Strona:PL Dumas - Mohikanowie paryscy T1-18 v2.djvu/2032

Ta strona została przepisana.

I jakby dla nadania większej wagi swoim słowom, pan Jackal począł kaszlać.
— Porządny kaszel, wyrzekł Gibassier, tęgi kaszel, dodał w formie pocieszenia. Dziad mój jeden umarł mając sto siedm lat, gdy uciekał z piątego piętra z takim kaszlem.
— Co się tyczy ucieczki, powiedział pan Jackal, nigdyś mi dobrze nie wyłuszczył swojej, wiem, niedostatecznie, że dozorca infirmerji pomagał Gabrjelowi i tobie; ale, ażeby namówić nawet dozorcę, potrzeba mieć pieniądze.

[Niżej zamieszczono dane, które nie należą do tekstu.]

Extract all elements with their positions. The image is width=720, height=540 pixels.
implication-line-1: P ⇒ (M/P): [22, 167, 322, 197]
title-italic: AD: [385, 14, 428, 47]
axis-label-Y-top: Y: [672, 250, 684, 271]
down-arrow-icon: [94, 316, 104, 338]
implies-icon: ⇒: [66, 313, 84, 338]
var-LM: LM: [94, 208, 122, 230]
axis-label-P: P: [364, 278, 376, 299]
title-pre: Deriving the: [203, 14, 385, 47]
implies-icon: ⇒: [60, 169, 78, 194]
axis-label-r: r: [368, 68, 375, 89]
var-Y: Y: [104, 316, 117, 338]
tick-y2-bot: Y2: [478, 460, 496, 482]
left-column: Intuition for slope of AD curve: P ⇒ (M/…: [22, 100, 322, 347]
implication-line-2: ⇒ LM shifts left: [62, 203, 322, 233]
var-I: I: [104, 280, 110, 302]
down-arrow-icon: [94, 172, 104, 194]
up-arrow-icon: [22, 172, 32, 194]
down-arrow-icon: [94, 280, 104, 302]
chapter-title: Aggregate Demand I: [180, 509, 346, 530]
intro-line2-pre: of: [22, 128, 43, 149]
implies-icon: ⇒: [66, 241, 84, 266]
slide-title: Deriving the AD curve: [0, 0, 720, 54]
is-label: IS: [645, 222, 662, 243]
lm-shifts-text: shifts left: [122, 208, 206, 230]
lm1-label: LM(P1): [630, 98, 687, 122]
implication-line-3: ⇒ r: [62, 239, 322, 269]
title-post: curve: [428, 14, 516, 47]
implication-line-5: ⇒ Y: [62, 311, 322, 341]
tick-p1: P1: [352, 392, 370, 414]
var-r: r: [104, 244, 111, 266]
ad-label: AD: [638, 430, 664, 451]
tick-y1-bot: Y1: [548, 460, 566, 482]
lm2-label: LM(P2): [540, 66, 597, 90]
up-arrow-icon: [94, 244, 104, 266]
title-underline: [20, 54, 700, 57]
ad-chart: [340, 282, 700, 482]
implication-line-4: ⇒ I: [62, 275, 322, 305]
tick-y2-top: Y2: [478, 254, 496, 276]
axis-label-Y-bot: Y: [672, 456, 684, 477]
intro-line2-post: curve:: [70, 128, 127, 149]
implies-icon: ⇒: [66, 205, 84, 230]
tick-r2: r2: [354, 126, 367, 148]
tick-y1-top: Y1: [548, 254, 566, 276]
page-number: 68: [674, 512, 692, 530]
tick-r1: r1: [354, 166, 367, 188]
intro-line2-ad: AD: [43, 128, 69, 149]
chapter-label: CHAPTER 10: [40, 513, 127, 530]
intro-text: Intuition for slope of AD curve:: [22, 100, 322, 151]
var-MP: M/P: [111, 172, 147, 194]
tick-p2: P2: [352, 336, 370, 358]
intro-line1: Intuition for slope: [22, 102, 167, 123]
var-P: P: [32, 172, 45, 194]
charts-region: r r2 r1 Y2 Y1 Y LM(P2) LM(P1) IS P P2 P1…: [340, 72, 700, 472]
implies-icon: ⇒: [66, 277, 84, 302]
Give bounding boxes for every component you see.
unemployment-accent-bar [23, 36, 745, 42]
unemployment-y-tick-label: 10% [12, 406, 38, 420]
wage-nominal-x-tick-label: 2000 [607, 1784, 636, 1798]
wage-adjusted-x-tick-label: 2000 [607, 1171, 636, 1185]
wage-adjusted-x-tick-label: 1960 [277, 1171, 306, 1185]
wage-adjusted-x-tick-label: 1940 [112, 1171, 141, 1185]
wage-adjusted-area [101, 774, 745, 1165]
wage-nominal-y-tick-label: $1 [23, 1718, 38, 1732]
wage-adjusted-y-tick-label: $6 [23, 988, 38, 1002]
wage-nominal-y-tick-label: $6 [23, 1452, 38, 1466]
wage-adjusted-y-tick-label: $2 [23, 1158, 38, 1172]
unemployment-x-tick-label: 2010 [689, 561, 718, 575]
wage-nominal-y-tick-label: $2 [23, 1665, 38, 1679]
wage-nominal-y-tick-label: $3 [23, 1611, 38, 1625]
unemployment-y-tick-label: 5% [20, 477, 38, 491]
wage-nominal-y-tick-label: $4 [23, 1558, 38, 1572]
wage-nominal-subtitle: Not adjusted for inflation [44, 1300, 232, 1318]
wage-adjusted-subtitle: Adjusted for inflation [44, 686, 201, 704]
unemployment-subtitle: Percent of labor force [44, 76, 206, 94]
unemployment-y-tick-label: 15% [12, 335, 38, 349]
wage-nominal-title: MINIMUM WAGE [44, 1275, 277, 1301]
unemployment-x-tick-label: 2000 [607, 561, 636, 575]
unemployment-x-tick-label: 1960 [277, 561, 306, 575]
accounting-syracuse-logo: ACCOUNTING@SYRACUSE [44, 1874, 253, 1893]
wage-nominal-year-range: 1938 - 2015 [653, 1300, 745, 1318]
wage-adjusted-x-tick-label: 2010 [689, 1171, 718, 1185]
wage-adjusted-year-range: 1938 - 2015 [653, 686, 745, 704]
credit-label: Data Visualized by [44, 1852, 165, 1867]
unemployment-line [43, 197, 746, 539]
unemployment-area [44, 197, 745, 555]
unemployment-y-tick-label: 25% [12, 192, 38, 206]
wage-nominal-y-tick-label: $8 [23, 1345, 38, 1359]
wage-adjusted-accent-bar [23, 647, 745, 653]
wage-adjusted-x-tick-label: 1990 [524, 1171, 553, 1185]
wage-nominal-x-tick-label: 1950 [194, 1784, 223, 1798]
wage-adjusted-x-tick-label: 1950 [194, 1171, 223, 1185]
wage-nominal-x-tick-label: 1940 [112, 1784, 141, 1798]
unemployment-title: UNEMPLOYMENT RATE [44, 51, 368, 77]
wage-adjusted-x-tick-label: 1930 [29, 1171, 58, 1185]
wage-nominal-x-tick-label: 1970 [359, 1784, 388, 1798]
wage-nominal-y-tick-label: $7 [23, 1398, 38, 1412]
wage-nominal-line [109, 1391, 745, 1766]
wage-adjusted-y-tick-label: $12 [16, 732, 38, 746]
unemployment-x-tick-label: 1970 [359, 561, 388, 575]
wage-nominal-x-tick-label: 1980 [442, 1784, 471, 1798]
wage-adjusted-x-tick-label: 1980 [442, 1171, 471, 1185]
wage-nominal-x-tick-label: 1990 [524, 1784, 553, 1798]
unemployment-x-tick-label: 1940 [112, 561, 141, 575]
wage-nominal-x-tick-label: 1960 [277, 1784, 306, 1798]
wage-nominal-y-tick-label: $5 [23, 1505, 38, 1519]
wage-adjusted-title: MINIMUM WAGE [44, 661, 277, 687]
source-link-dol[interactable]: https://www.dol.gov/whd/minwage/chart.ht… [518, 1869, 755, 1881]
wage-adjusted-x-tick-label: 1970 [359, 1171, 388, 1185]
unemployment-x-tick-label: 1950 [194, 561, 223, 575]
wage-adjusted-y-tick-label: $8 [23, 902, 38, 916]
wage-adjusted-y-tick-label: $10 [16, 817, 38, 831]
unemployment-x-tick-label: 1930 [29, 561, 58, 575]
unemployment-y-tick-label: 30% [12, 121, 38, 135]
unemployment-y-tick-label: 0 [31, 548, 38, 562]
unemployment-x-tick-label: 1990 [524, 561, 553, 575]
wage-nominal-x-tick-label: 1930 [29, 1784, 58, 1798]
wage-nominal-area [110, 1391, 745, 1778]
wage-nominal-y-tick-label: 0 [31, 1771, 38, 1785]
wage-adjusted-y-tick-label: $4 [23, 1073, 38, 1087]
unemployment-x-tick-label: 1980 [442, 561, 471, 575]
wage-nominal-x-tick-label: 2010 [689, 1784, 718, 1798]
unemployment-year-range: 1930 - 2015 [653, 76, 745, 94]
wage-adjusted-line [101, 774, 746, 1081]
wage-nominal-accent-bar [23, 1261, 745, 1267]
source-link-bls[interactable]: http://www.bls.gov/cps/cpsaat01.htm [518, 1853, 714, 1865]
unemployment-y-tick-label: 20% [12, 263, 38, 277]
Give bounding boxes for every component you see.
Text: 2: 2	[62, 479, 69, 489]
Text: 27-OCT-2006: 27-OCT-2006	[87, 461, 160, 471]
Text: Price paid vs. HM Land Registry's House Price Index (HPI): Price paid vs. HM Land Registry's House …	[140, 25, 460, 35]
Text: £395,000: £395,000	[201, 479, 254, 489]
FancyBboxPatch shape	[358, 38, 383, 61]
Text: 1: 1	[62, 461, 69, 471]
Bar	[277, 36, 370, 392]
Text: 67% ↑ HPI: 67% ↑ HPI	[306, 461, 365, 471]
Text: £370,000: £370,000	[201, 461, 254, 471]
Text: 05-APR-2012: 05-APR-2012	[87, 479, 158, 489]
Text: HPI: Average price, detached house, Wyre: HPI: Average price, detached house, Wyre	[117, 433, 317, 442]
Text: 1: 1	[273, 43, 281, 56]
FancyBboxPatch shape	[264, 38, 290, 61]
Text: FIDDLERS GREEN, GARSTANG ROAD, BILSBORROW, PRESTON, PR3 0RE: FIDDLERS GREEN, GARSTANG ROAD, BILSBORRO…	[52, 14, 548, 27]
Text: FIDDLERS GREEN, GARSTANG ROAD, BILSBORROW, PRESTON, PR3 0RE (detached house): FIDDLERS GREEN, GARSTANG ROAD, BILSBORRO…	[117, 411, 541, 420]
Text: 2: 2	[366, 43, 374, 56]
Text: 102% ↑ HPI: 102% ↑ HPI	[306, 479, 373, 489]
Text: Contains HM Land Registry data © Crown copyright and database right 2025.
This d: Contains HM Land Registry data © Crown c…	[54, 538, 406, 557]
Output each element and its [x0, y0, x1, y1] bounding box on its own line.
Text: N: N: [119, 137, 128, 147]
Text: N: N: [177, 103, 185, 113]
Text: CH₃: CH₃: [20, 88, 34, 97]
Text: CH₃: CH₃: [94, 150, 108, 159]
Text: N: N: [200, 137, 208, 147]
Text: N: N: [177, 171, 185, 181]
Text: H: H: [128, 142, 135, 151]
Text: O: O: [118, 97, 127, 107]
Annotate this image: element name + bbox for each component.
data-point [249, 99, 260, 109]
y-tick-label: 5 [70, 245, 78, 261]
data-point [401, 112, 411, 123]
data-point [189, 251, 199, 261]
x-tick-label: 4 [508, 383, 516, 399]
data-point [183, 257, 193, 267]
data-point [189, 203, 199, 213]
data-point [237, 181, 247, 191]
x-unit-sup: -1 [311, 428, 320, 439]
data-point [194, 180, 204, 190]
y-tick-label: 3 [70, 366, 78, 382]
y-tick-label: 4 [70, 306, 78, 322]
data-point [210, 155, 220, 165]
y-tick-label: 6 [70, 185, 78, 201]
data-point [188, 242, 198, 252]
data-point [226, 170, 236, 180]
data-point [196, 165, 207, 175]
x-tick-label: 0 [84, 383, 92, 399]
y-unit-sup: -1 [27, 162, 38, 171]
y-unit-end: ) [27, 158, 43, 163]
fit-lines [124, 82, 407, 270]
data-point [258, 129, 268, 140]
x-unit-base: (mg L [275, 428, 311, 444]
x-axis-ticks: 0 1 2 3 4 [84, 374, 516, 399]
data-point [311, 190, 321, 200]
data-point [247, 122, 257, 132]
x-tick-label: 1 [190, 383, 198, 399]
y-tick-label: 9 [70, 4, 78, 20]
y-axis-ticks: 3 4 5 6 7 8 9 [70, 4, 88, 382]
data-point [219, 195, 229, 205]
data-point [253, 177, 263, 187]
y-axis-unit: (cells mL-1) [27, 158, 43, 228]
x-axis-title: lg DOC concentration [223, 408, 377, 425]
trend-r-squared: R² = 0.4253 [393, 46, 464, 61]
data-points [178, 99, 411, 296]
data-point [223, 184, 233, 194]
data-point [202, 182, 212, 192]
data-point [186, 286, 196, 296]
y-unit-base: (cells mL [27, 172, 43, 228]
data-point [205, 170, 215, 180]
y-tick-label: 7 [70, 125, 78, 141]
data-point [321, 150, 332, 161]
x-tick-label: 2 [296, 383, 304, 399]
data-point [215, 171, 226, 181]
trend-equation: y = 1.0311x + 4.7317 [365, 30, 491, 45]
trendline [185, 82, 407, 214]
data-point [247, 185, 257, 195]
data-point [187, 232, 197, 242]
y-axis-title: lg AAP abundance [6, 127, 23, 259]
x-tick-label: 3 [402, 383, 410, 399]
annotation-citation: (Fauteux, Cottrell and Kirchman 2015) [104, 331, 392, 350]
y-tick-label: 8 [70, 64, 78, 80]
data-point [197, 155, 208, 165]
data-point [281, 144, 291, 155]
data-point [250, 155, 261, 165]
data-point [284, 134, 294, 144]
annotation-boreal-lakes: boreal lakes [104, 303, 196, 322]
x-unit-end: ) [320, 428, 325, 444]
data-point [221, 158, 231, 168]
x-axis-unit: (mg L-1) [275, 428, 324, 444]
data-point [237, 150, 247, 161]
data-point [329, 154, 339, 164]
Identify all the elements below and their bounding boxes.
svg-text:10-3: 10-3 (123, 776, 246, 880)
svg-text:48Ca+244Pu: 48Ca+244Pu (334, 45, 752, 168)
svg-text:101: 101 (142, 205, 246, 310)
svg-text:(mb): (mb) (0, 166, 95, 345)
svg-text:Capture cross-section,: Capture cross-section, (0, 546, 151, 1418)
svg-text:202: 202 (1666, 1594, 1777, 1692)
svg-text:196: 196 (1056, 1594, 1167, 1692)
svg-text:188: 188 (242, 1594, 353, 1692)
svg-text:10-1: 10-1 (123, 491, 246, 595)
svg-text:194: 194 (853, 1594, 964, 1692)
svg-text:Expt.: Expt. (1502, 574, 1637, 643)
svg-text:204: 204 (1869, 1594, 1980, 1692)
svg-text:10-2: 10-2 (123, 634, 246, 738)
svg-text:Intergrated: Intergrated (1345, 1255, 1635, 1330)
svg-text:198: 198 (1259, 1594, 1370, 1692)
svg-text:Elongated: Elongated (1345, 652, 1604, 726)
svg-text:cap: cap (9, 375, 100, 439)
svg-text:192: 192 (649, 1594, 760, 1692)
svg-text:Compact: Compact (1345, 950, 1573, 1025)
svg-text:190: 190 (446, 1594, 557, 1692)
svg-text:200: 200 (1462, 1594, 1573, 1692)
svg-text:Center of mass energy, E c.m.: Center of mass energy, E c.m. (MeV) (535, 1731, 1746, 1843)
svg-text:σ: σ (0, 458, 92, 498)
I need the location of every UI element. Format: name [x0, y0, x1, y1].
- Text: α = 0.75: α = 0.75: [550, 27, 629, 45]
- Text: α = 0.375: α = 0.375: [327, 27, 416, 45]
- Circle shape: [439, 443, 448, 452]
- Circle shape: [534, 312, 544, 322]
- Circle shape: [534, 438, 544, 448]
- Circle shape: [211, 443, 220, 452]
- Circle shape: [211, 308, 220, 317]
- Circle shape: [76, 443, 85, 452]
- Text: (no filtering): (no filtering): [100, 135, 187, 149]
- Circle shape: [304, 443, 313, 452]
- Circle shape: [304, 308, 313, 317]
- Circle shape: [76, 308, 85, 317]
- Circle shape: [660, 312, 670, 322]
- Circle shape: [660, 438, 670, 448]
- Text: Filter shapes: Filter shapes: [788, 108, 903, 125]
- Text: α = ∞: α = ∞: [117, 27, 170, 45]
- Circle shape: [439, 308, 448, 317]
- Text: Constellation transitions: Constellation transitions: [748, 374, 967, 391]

Zkądeś ty wziął pieniędzy? Bo o ile wiem, twoja „ciężka praca“ nie bardzo cię wzbogaciła.
Twarz Gibassiera na te słowa z różowej stała się czerwoną.
— Rumienisz się, zauważył pan Jackal zdziwiony.
— Proszę mi wybaczyć, panie Jackal, wyrzekł złoczyńca, lecz jedno ze wspomnień najzłudniejszych mego pełnego przygód życia, przyszło mi w tej chwili do głowy; nie mogę się powstrzymać od zarumienienia.
— Ułudne wspomnienie tyczące się galer? zapytał pan Jackal.
— Nie, odparł Gibassier, marszcząc brwi, tyczyło ono mojej ucieczki, albo raczej tajemniczej damy, która mi ją ułatwiła.
— Pch! odetchnął pan Jackal, spoglądając wzgardliwie na Gibassiera, to mogłoby nabawić wstrętu na całe życie do pięknej rodu ludzkiego połowy.
— I ta właśnie tajemnicza dama, ciągnął dalej złoczyńca, nie zdając się zważać na wzgardę swego pana, zaślubiła dziś Gabrjela.
— A jednak zapewniałeś mnie, Gibassier, wyrzekł surowo naczelnik policji, że ten przestępca jest za granicą.
— To prawda, odparł z pewnym rodzajem pychy Gibassier, był tam, żeby uzyskać przyzwolenie rodziny i upomnieć się o swoje papiery.
— Schwytano was razem, tak mi się zdaje?
— W samej rzeczy, kochany panie.
— Jako fałszerzy pieniędzy?
— Za pozwoleniem, czcigodny panie, to anioł Gabrjel fałszował pieniądze; co do mnie, jestem opłakanym nieukiem we względzie metalurgji.